Mesker had been looking forward to the art show not knowing it was a solo exhibit of her own work, “I was coming to the art show that Saturday, to not only see the art but to the support the artist! I felt very honored.”
Never had Mesker had a solo exhibit until the Pop-up Art Gallery at the Courtyards on November 25. Mesker and her husband, who passed away several years ago moved to Granbury and the Courtyards after Clint Mesker broke his hip, daughter Bridgette lives nearby.
“I was so proud and happy to see her talent displayed, it was a moving moment to see her beautiful artwork shared at the Courtyards. I know Daddy would have been so proud,” daughter Melissa Robinson said.

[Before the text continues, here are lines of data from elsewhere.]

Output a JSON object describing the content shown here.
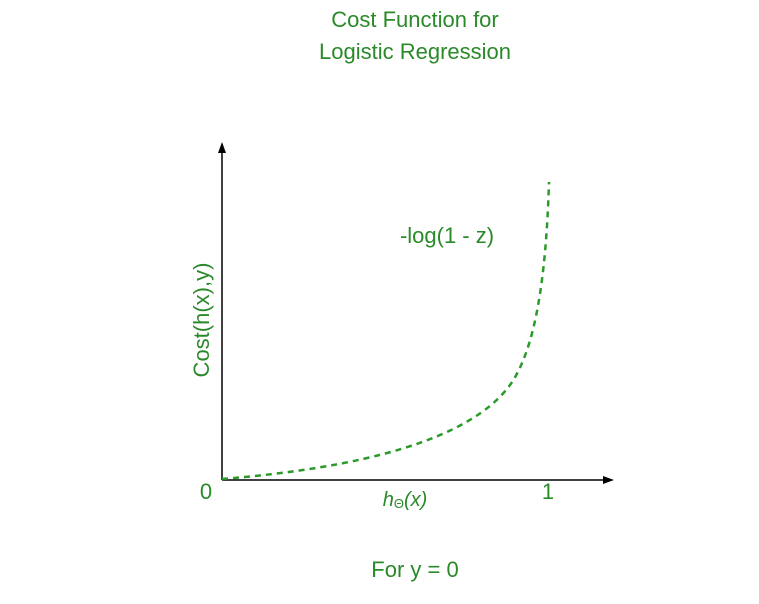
{
  "title": {
    "line1": "Cost Function for",
    "line2": "Logistic Regression"
  },
  "y_axis_label": "Cost(h(x),y)",
  "x_axis_label": {
    "base": "h",
    "subscript": "Θ",
    "argument": "(x)"
  },
  "origin_label": "0",
  "x_end_label": "1",
  "curve_label": "-log(1 - z)",
  "caption": "For y = 0"
}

Daughter Debbie Mesker agreed, “This event celebrating my mother’s art, what she has enjoyed sharing all her life, was a wonderful tribute to her talent. She was so honored, and it made me grateful to be one of her children. Dad would have loved to see her art displayed. He was always so proud of his beautiful bride.”
Equally proud was best friend Christie Ray who had traveled with husband Bob. “The art show/gallery displaying the talents of Merry Gay Mesker was outstanding in all the medias she has pursued through the years. She continues to paint and inspire others. There was a large variety of paintings beautifully displayed.”
Ray continued, “We came from Greenville to share the joy of seeing her artwork and reminiscing about our shared days in Odessa in the Watercolor Horizons Group and the Odessa Art Association.”
The Mesker paintings hung just one day in the dining hall/commons area of the Courtyards where black fabric drapes and easels brought by Ray transformed the space. Stuart was assisted in setting up the gallery by Kaleigh Helms, Baylor Occupational Therapy Doctoral student, in addition to staff of the Courtyards and Mesker’s family and friends.
In attendance besides the Rays and Mesker’s daughters were grandchildren Sherree Gillen-Cooner, Brynn Bednarz, Rayna Gillen, Megan Bednarz and Ashlyn Bednarz. Mesker has 11 grandchildren in total. Friends Julie and Scott Yater were also in attendance. Refreshments were provided by Cornerstone Caregivers who provide senior home care services.